Tuesday, November 8, 2011

Ask Dr. Massey (II)


If you want water, you must go to the well.

Q (from Dr J): Belloc claims that Justification by Faith Alone was an afterthought, and that Luther's prime motivation was the denial of priestly power.
Comments?

A (from Dr K): I really can't go along with that. First, Luther and the movement after him continued to have a role for an ordained minister of the Word *AND* Sacrament. And abundant writings by the man confirm his overarching focus on the heresy of Sola Fide, to include adding the word "alone"  (allein) where the Greek does not have it in Romans 3:28. So it wasn't a mere afterthought. It was the lens through which he viewed everything else.

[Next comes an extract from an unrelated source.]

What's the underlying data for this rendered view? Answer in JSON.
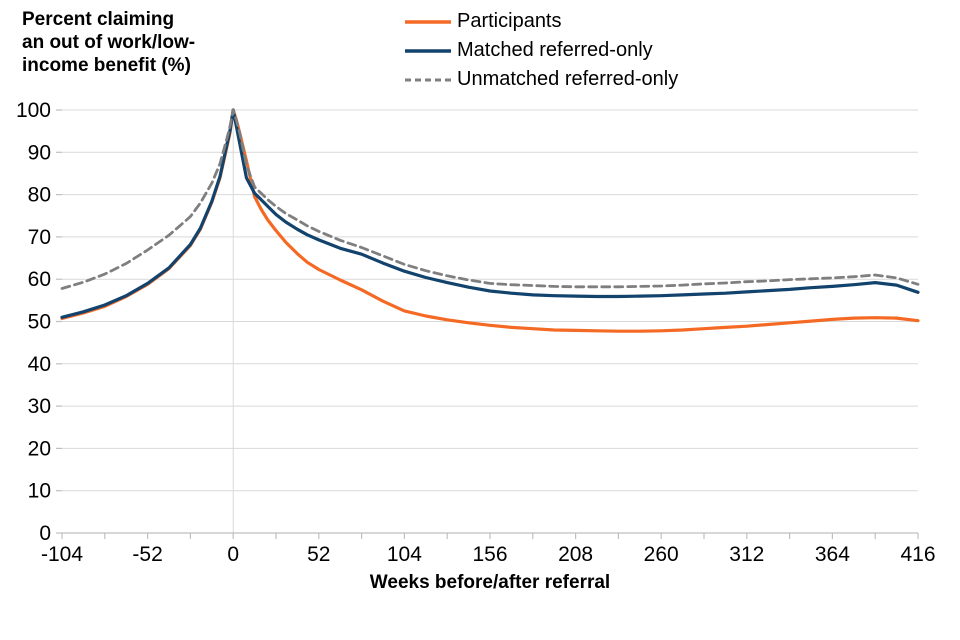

Interestingly, the sermon I delivered on Sunday at my Church was on Luther and this point. I had read from Galatians 2:15ff which states that we are saved by Faith and not by works of the Law. Then the priest read from the Gospels about the soil that fell on various qualities of soil. And the visual I used in the sermon was to hold up to the congregation the seemly though simple green hard bound book of the Apostolikon (the book of the epistles for readings at Church) and then showed the book the priest had read, three times the size and gilded. And I made the point that any casual observer would certainly not assume that our community considers anything in the Apostolikon to outrank what is in that Gilded book. But yet that is exactly what Martin Luther did, and then even interprets Jesus in light of St. Paul. (For instance, the story of the Sheep and the Goats in which salvation is meeted out "according to what each has *done* in way of acts of charity flies in the face of the quietist tendencies of a dogmatic Sola Fide community.)



(I have penned a meditation upon this subject, lightly disguised as a detective-story, in “Lost and Found”, collected in I Don’t Do Divorce Cases.)